We are being asked to reject the evidence of our eyes and ears in order to accept managed narratives in place of truth.

Orwell warned that this is the final move of any system built on control.
But what we are experiencing right now is not merely political.

This is a discipleship crisis.
A worldview crisis.

Roughly 80 percent of white evangelicals voted for Trump. Many have absorbed a worldview of power, fear, dominance, and protectionism long before they were ever formed by the Sermon on the Mount.

And Revelation chapters 17 and 18 keep resurfacing for me.
Not because I am interested in end times hype, but because Revelation diagnoses a spiritual condition:

Empire does not coerce first. It seduces.
It shapes what people love, fear, normalize, and defend until Babylon feels like home.

This is exactly what this series (Rediscovering Christ Series: Seeing Beyond Progressive and Conservative Lenses) is trying to make visible:

Empire disciples us toward power, crowds, fear, and managed narratives.
Jesus disciples us toward sacrificial love, truth telling, welcome, and liberation.

And this is where I need to say something I do not think we name enough:

One reason I do not trust fast growing, crowd driven churches in a moment like this…is because crowds are always attracted to power.

Crowds follow charisma.
Crowds follow certainty.
Crowds follow the promise of strength, influence, and dominance.
Crowds are drawn to momentum, not always truth.

But the gospel moves in the opposite direction.

The cross does not attract crowds.
It never has.

The disciples fled from it.
Peter denied even knowing Jesus.
The crowds who cheered Jesus on Sunday disappeared by Friday.

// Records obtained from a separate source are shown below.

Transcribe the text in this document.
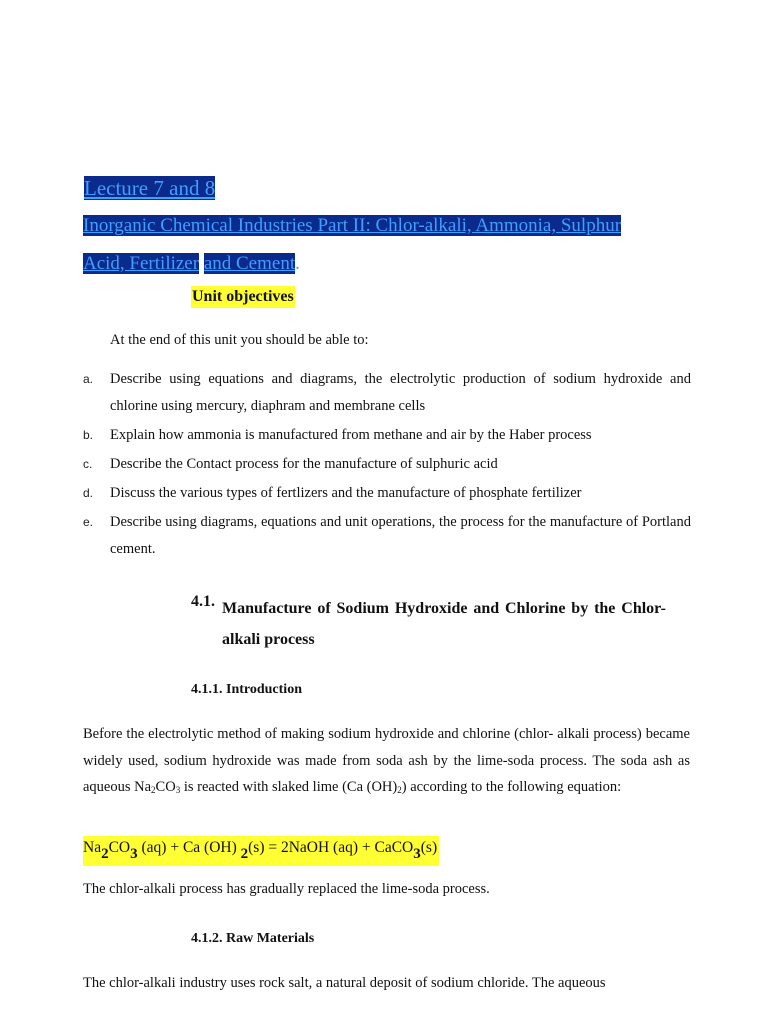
Lecture 7 and 8
Inorganic Chemical Industries Part II: Chlor-alkali, Ammonia, Sulphur
Acid, Fertilizer and Cement.
Unit objectives
At the end of this unit you should be able to:
a. Describe using equations and diagrams, the electrolytic production of sodium hydroxide and chlorine using mercury, diaphram and membrane cells
b. Explain how ammonia is manufactured from methane and air by the Haber process
c. Describe the Contact process for the manufacture of sulphuric acid
d. Discuss the various types of fertlizers and the manufacture of phosphate fertilizer
e. Describe using diagrams, equations and unit operations, the process for the manufacture of Portland cement.
4.1. Manufacture of Sodium Hydroxide and Chlorine by the Chlor-alkali process
4.1.1. Introduction
Before the electrolytic method of making sodium hydroxide and chlorine (chlor- alkali process) became widely used, sodium hydroxide was made from soda ash by the lime-soda process. The soda ash as aqueous $Na_2CO_3$ is reacted with slaked lime (Ca $(OH)_2$) according to the following equation:
$Na_2CO_3$ (aq) + Ca (OH) $_2$(s) = 2NaOH (aq) + CaCO$_3$(s)
The chlor-alkali process has gradually replaced the lime-soda process.
4.1.2. Raw Materials
The chlor-alkali industry uses rock salt, a natural deposit of sodium chloride. The aqueous
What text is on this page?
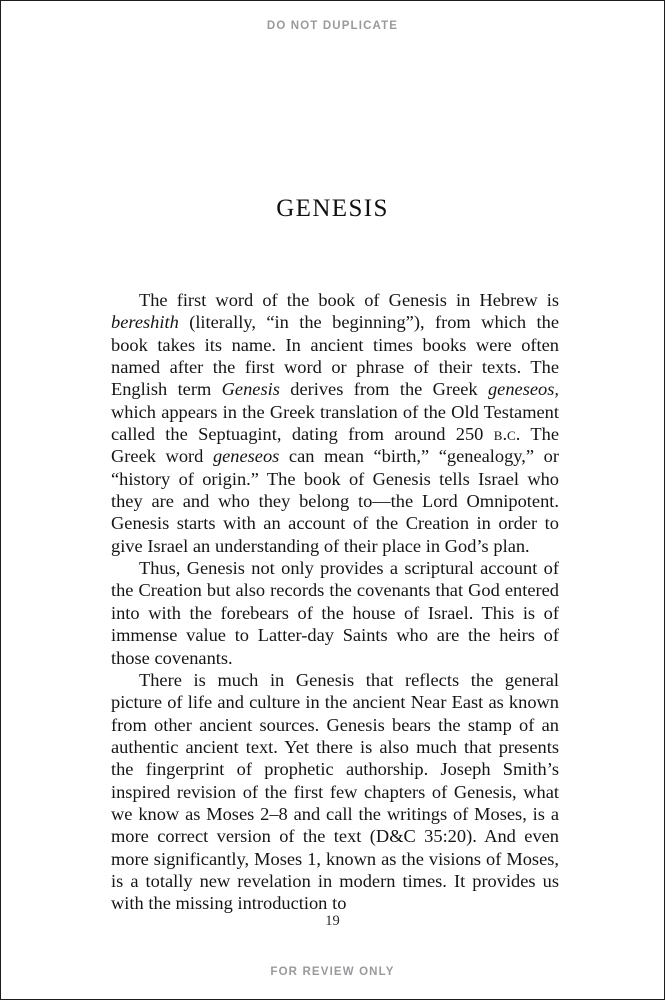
DO NOT DUPLICATE
genesis

The first word of the book of Genesis in Hebrew is bereshith (literally, “in the beginning”), from which the book takes its name. In ancient times books were often named after the first word or phrase of their texts. The English term Genesis derives from the Greek geneseos, which appears in the Greek translation of the Old Testament called the Septuagint, dating from around 250 b.c. The Greek word geneseos can mean “birth,” “genealogy,” or “history of origin.” The book of Genesis tells Israel who they are and who they belong to—the Lord Omnipotent. Genesis starts with an account of the Creation in order to give Israel an understanding of their place in God’s plan.

Thus, Genesis not only provides a scriptural account of the Creation but also records the covenants that God entered into with the forebears of the house of Israel. This is of immense value to Latter-day Saints who are the heirs of those covenants.

There is much in Genesis that reflects the general picture of life and culture in the ancient Near East as known from other ancient sources. Genesis bears the stamp of an authentic ancient text. Yet there is also much that presents the fingerprint of prophetic authorship. Joseph Smith’s inspired revision of the first few chapters of Genesis, what we know as Moses 2–8 and call the writings of Moses, is a more correct version of the text (D&C 35:20). And even more significantly, Moses 1, known as the visions of Moses, is a totally new revelation in modern times. It provides us with the missing introduction to

19
FOR REVIEW ONLY
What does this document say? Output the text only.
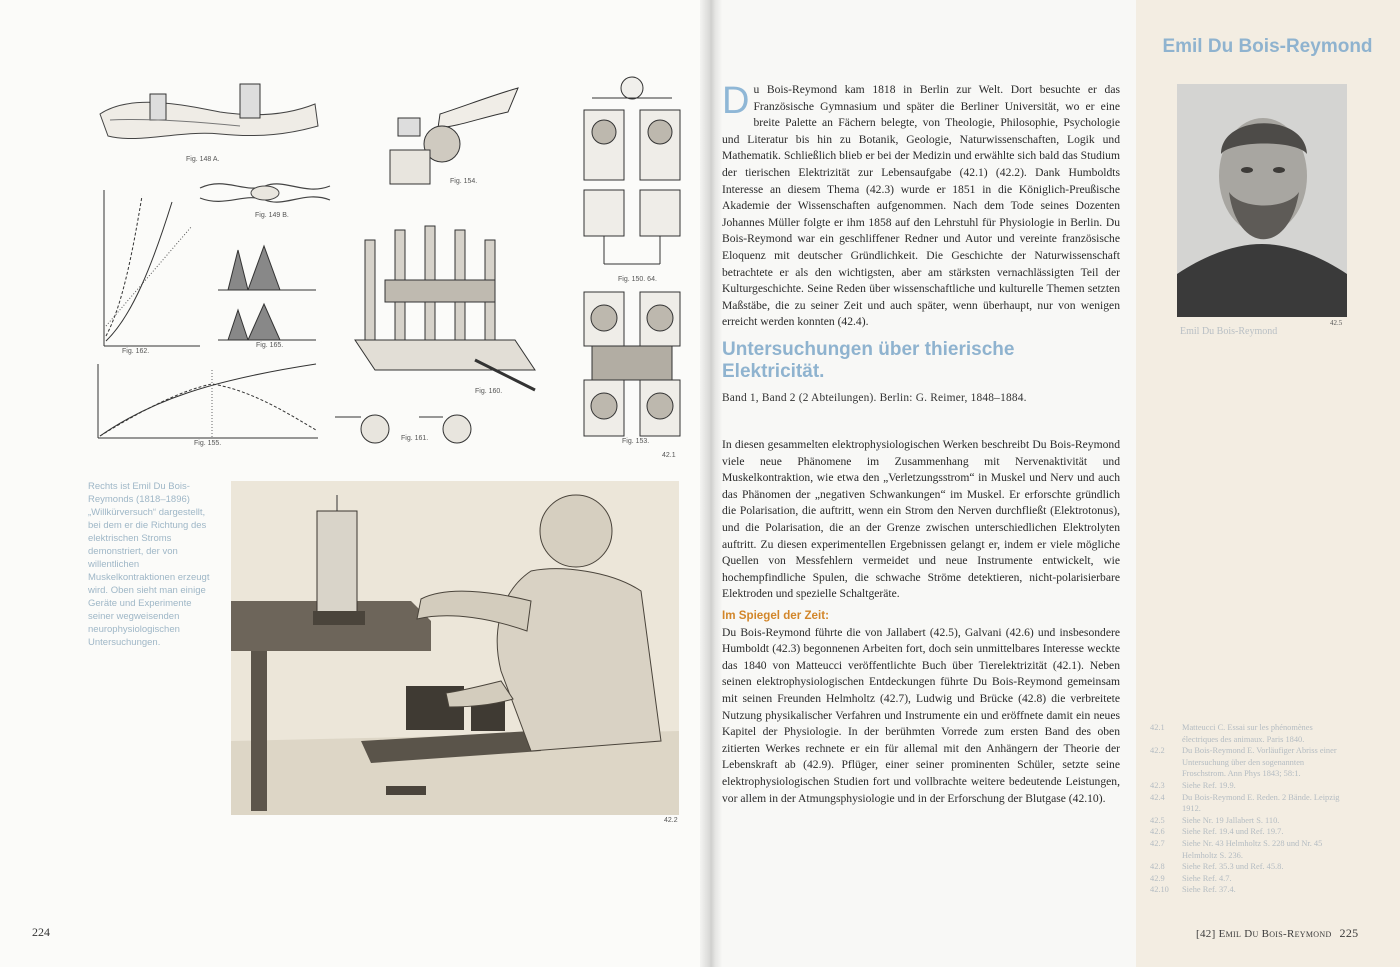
Fig. 148 A.
Fig. 149 B.
Fig. 154.
Fig. 162.
Fig. 165.
Fig. 155.
Fig. 160.
Fig. 161.
Fig. 150. 64.
Fig. 153.
42.1
42.2
Rechts ist Emil Du Bois-Reymonds (1818–1896) „Willkürversuch“ dargestellt, bei dem er die Richtung des elektrischen Stroms demonstriert, der von willentlichen Muskelkontraktionen erzeugt wird. Oben sieht man einige Geräte und Experimente seiner wegweisenden neurophysiologischen Untersuchungen.
224

Du Bois-Reymond kam 1818 in Berlin zur Welt. Dort besuchte er das Französische Gymnasium und später die Berliner Universität, wo er eine breite Palette an Fächern belegte, von Theologie, Philosophie, Psychologie und Literatur bis hin zu Botanik, Geologie, Naturwissenschaften, Logik und Mathematik. Schließlich blieb er bei der Medizin und erwählte sich bald das Studium der tierischen Elektrizität zur Lebensaufgabe (42.1) (42.2). Dank Humboldts Interesse an diesem Thema (42.3) wurde er 1851 in die Königlich-Preußische Akademie der Wissenschaften aufgenommen. Nach dem Tode seines Dozenten Johannes Müller folgte er ihm 1858 auf den Lehrstuhl für Physiologie in Berlin. Du Bois-Reymond war ein geschliffener Redner und Autor und vereinte französische Eloquenz mit deutscher Gründlichkeit. Die Geschichte der Naturwissenschaft betrachtete er als den wichtigsten, aber am stärksten vernachlässigten Teil der Kulturgeschichte. Seine Reden über wissenschaftliche und kulturelle Themen setzten Maßstäbe, die zu seiner Zeit und auch später, wenn überhaupt, nur von wenigen erreicht werden konnten (42.4).

Untersuchungen über thierische Elektricität.
Band 1, Band 2 (2 Abteilungen). Berlin: G. Reimer, 1848–1884.
In diesen gesammelten elektrophysiologischen Werken beschreibt Du Bois-Reymond viele neue Phänomene im Zusammenhang mit Nervenaktivität und Muskelkontraktion, wie etwa den „Verletzungsstrom“ in Muskel und Nerv und auch das Phänomen der „negativen Schwankungen“ im Muskel. Er erforschte gründlich die Polarisation, die auftritt, wenn ein Strom den Nerven durchfließt (Elektrotonus), und die Polarisation, die an der Grenze zwischen unterschiedlichen Elektrolyten auftritt. Zu diesen experimentellen Ergebnissen gelangt er, indem er viele mögliche Quellen von Messfehlern vermeidet und neue Instrumente entwickelt, wie hochempfindliche Spulen, die schwache Ströme detektieren, nicht-polarisierbare Elektroden und spezielle Schaltgeräte.
Im Spiegel der Zeit:

Du Bois-Reymond führte die von Jallabert (42.5), Galvani (42.6) und insbesondere Humboldt (42.3) begonnenen Arbeiten fort, doch sein unmittelbares Interesse weckte das 1840 von Matteucci veröffentlichte Buch über Tierelektrizität (42.1). Neben seinen elektrophysiologischen Entdeckungen führte Du Bois-Reymond gemeinsam mit seinen Freunden Helmholtz (42.7), Ludwig und Brücke (42.8) die verbreitete Nutzung physikalischer Verfahren und Instrumente ein und eröffnete damit ein neues Kapitel der Physiologie. In der berühmten Vorrede zum ersten Band des oben zitierten Werkes rechnete er ein für allemal mit den Anhängern der Theorie der Lebenskraft ab (42.9). Pflüger, einer seiner prominenten Schüler, setzte seine elektrophysiologischen Studien fort und vollbrachte weitere bedeutende Leistungen, vor allem in der Atmungsphysiologie und in der Erforschung der Blutgase (42.10).

Emil Du Bois-Reymond
42.5
Emil Du Bois-Reymond
42.1	Matteucci C. Essai sur les phénomènes électriques des animaux. Paris 1840.
42.2	Du Bois-Reymond E. Vorläufiger Abriss einer Untersuchung über den sogenannten Froschstrom. Ann Phys 1843; 58:1.
42.3	Siehe Ref. 19.9.
42.4	Du Bois-Reymond E. Reden. 2 Bände. Leipzig 1912.
42.5	Siehe Nr. 19 Jallabert S. 110.
42.6	Siehe Ref. 19.4 und Ref. 19.7.
42.7	Siehe Nr. 43 Helmholtz S. 228 und Nr. 45 Helmholtz S. 236.
42.8	Siehe Ref. 35.3 und Ref. 45.8.
42.9	Siehe Ref. 4.7.
42.10	Siehe Ref. 37.4.
[42] Emil Du Bois-Reymond 225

Because the way of Jesus is not about spectacle. It is about sacrifice.
It is not about gathering the biggest following. It is about walking the narrow way.
It is not about growing fast. It is about growing deep.

In a time when Empire is discipling people through managed narratives, fear based politics, and spiritual seduction, I trust the voices who are not trying to gather crowds right now.
I trust the voices who are quietly telling the truth, even when it costs them marketability.
I trust the communities practicing hospitality instead of cultural warfare.
I trust the leaders that are losing followers, friends, and even jobs rather than the leaders trying to build platforms.

Because here is the heart of this series:
You cannot be formed by Empire and follow Jesus at the same time.

And if your worldview requires you to ignore what you see with your own eyes,
to excuse cruelty,
to shrug your shoulders at violence,
or to cling to power at all costs,

then the worldview discipling you is not the Kingdom of God.

Jesus keeps calling us back to reality.
Back to truth.
Back to compassion.
Back to a faith that looks like him, not like the empire that killed him.